Briefly

New Hampshire

Gay bishop takes over as head of diocese

With three mighty thumps on the church door Sunday, V. Gene Robinson knocked and was welcomed into St. Paul’s sanctuary, where he officially became the Episcopal Church’s first openly gay bishop.

Sunday’s investiture ceremony does not carry the same weight as Robinson’s consecration, which rocked the Episcopal Church in November. But it gave a capacity crowd of more than 600 the chance to welcome the new leader of the Diocese of New Hampshire with a standing ovation.

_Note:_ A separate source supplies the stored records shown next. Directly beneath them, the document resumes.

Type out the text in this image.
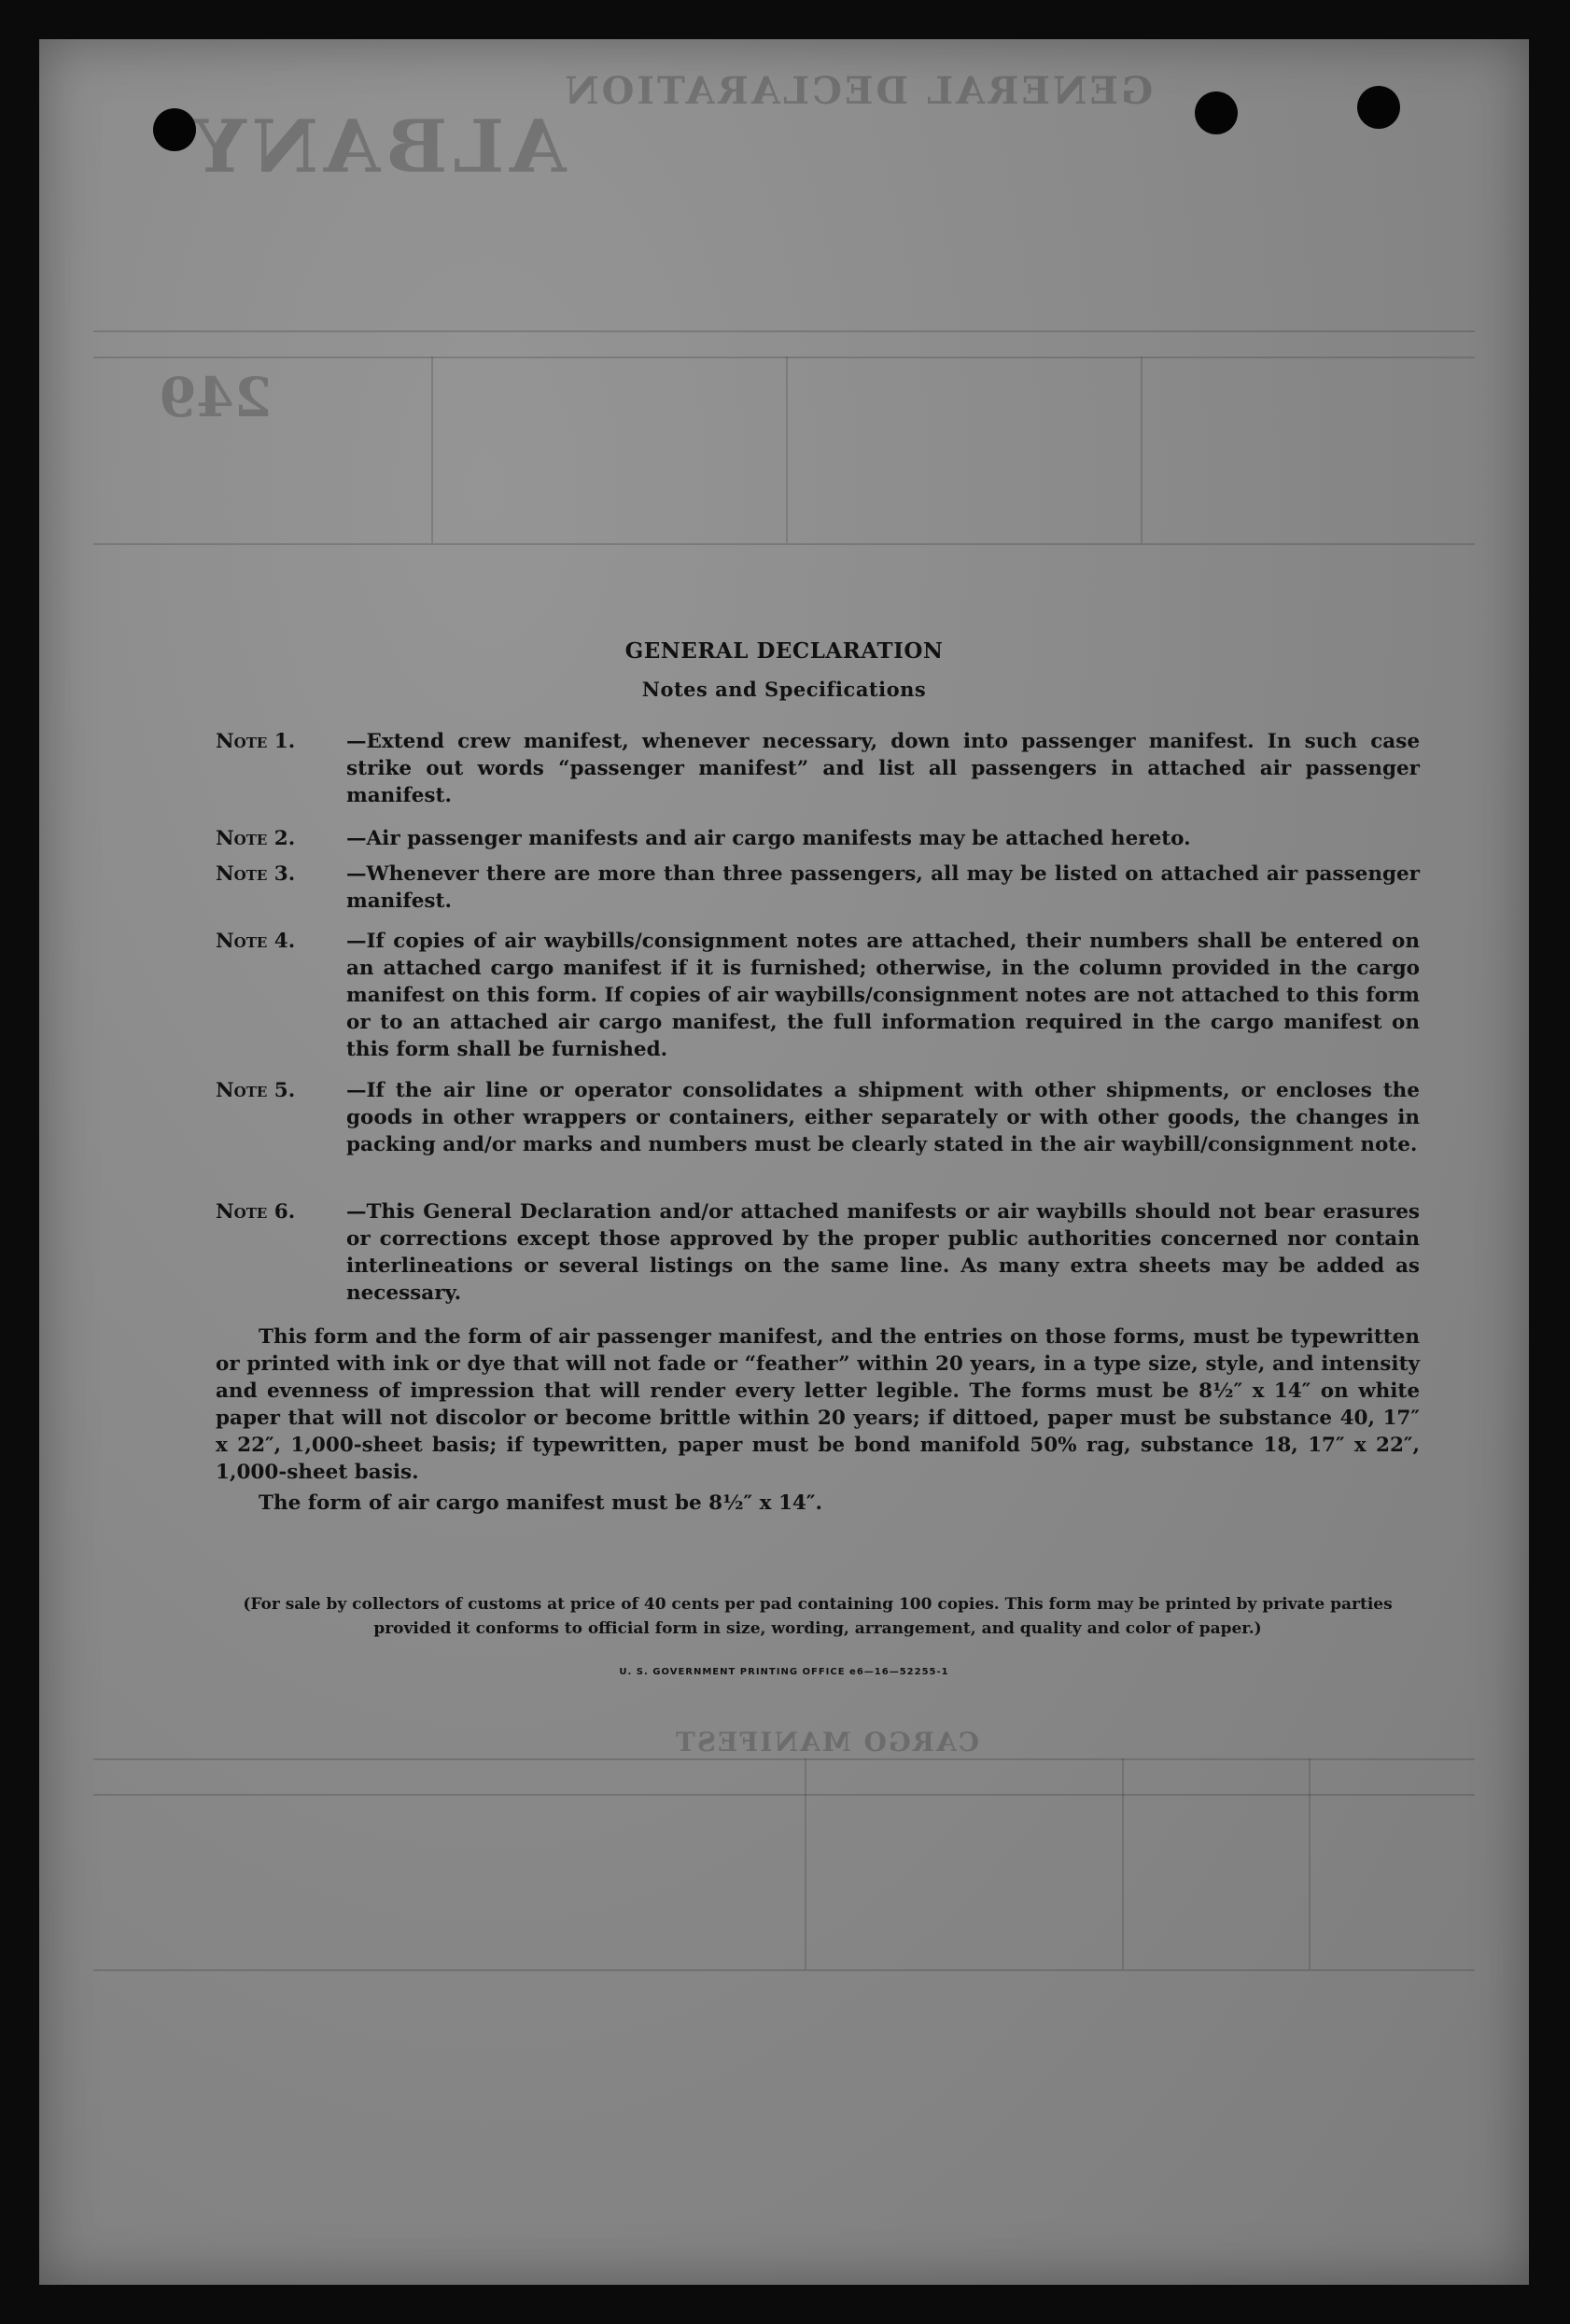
GENERAL DECLARATION
ALBANY
249
CARGO MANIFEST
GENERAL DECLARATION
Notes and Specifications
Note 1.	—Extend crew manifest, whenever necessary, down into passenger manifest. In such case strike out words “passenger manifest” and list all passengers in attached air passenger manifest.
Note 2.	—Air passenger manifests and air cargo manifests may be attached hereto.
Note 3.	—Whenever there are more than three passengers, all may be listed on attached air passenger manifest.
Note 4.	—If copies of air waybills/consignment notes are attached, their numbers shall be entered on an attached cargo manifest if it is furnished; otherwise, in the column provided in the cargo manifest on this form. If copies of air waybills/consignment notes are not attached to this form or to an attached air cargo manifest, the full information required in the cargo manifest on this form shall be furnished.
Note 5.	—If the air line or operator consolidates a shipment with other shipments, or encloses the goods in other wrappers or containers, either separately or with other goods, the changes in packing and/or marks and numbers must be clearly stated in the air waybill/consignment note.
Note 6.	—This General Declaration and/or attached manifests or air waybills should not bear erasures or corrections except those approved by the proper public authorities concerned nor contain interlineations or several listings on the same line. As many extra sheets may be added as necessary.
This form and the form of air passenger manifest, and the entries on those forms, must be typewritten or printed with ink or dye that will not fade or “feather” within 20 years, in a type size, style, and intensity and evenness of impression that will render every letter legible. The forms must be 8½″ x 14″ on white paper that will not discolor or become brittle within 20 years; if dittoed, paper must be substance 40, 17″ x 22″, 1,000-sheet basis; if typewritten, paper must be bond manifold 50% rag, substance 18, 17″ x 22″, 1,000-sheet basis.
The form of air cargo manifest must be 8½″ x 14″.
(For sale by collectors of customs at price of 40 cents per pad containing 100 copies. This form may be printed by private parties provided it conforms to official form in size, wording, arrangement, and quality and color of paper.)
U. S. GOVERNMENT PRINTING OFFICE e6—16—52255-1
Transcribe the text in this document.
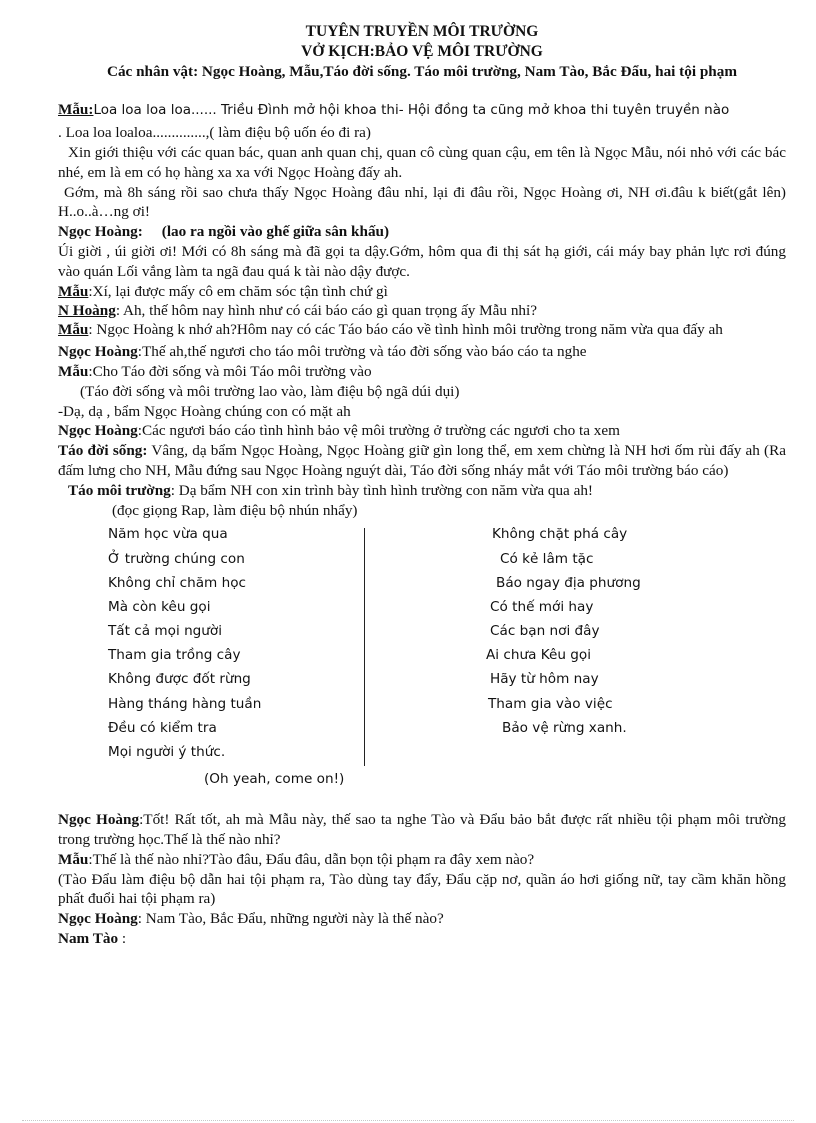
TUYÊN TRUYỀN MÔI TRƯỜNG

VỞ KỊCH:BẢO VỆ MÔI TRƯỜNG

Các nhân vật: Ngọc Hoàng, Mẫu,Táo đời sống. Táo môi trường, Nam Tào, Bắc Đẩu, hai tội phạm

Mẫu:Loa loa loa loa...... Triều Đình mở hội khoa thi- Hội đồng ta cũng mở khoa thi tuyên truyền nào

. Loa loa loaloa..............,( làm điệu bộ uốn éo đi ra)

Xin giới thiệu với các quan bác, quan anh quan chị, quan cô cùng quan cậu, em tên là Ngọc Mẫu, nói nhỏ với các bác nhé, em là em có họ hàng xa xa với Ngọc Hoàng đấy ah.

Gớm, mà 8h sáng rồi sao chưa thấy Ngọc Hoàng đâu nhỉ, lại đi đâu rồi, Ngọc Hoàng ơi, NH ơi.đâu k biết(gắt lên) H..o..à…ng ơi!

Ngọc Hoàng: (lao ra ngồi vào ghế giữa sân khấu)

Úi giời , úi giời ơi! Mới có 8h sáng mà đã gọi ta dậy.Gớm, hôm qua đi thị sát hạ giới, cái máy bay phản lực rơi đúng vào quán Lối vắng làm ta ngã đau quá k tài nào dậy được.

Mẫu:Xí, lại được mấy cô em chăm sóc tận tình chứ gì

N Hoàng: Ah, thế hôm nay hình như có cái báo cáo gì quan trọng ấy Mẫu nhỉ?

Mẫu: Ngọc Hoàng k nhớ ah?Hôm nay có các Táo báo cáo về tình hình môi trường trong năm vừa qua đấy ah

Ngọc Hoàng:Thế ah,thế ngươi cho táo môi trường và táo đời sống vào báo cáo ta nghe

Mẫu:Cho Táo đời sống và môi Táo môi trường vào

(Táo đời sống và môi trường lao vào, làm điệu bộ ngã dúi dụi)

-Dạ, dạ , bẩm Ngọc Hoàng chúng con có mặt ah

Ngọc Hoàng:Các ngươi báo cáo tình hình bảo vệ môi trường ở trường các ngươi cho ta xem

Táo đời sống: Vâng, dạ bẩm Ngọc Hoàng, Ngọc Hoàng giữ gìn long thể, em xem chừng là NH hơi ốm rùi đấy ah (Ra đấm lưng cho NH, Mẫu đứng sau Ngọc Hoàng nguýt dài, Táo đời sống nháy mắt với Táo môi trường báo cáo)

Táo môi trường: Dạ bẩm NH con xin trình bày tình hình trường con năm vừa qua ah!

(đọc giọng Rap, làm điệu bộ nhún nhẩy)

Năm học vừa qua
Ở trường chúng con
Không chỉ chăm học
Mà còn kêu gọi
Tất cả mọi người
Tham gia trồng cây
Không được đốt rừng
Hàng tháng hàng tuần
Đều có kiểm tra
Mọi người ý thức.
Không chặt phá cây
Có kẻ lâm tặc
Báo ngay địa phương
Có thế mới hay
Các bạn nơi đây
Ai chưa Kêu gọi
Hãy từ hôm nay
Tham gia vào việc
Bảo vệ rừng xanh.

(Oh yeah, come on!)

Ngọc Hoàng:Tốt! Rất tốt, ah mà Mẫu này, thế sao ta nghe Tào và Đẩu bảo bắt được rất nhiều tội phạm môi trường trong trường học.Thế là thế nào nhỉ?

Mẫu:Thế là thế nào nhỉ?Tào đâu, Đẩu đâu, dẫn bọn tội phạm ra đây xem nào?

(Tào Đẩu làm điệu bộ dẫn hai tội phạm ra, Tào dùng tay đẩy, Đẩu cặp nơ, quần áo hơi giống nữ, tay cầm khăn hồng phất đuổi hai tội phạm ra)

Ngọc Hoàng: Nam Tào, Bắc Đẩu, những người này là thế nào?

Nam Tào :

Robinson is the first openly gay man to be elected as a bishop in the national Episcopal church, as well as the worldwide Anglican Communion of which it is a part. His consecration drew protesters and triggered angry responses from many corners of the world.

Gaza Strip

Israeli raid kills 14

Israeli troops carried out their deadliest raid in Gaza in 17 months on Sunday, part of a surge of bloodshed ahead of a possible Israeli withdrawal from the coastal strip.

Fourteen Palestinians were killed and 81 wounded in more than six hours of fighting on the edge of the Bureij refugee camp.

Among the dead were three boys, ages 8, 12 and 15.

The Palestinian Authority denounced the raid as “state terrorism,” and urged the international community to intervene.

Salt Lake City

Boy Scouts rescued after avalanche traps them

A huge wall of snow collapsed and buried the entrances to a series of manmade caves where more than three dozen Boy Scouts and their leaders were sleeping during a winter survival camping trip, but everyone was rescued unharmed.

The Scouts had carved the caves deep into the snow on a ridge in northern Utah’s Logan Canyon.

After the 39 Scouts and Scout leaders went to sleep Friday night, wind gusting to 64 mph piled snow into a huge cornice hanging over the slope where the Scouts dug their caves.

The 500-foot cornice collapsed just before 4 a.m. Saturday, burying the entrances to the caves.

The avalanche was heard by a group of Scout leaders who were sleeping in a nearby trailer, and they used an emergency roadside telephone to call 911.

The Scouts, ages 12 to 16, were on an annual excursion from the nearby Smithfield and Nibley areas.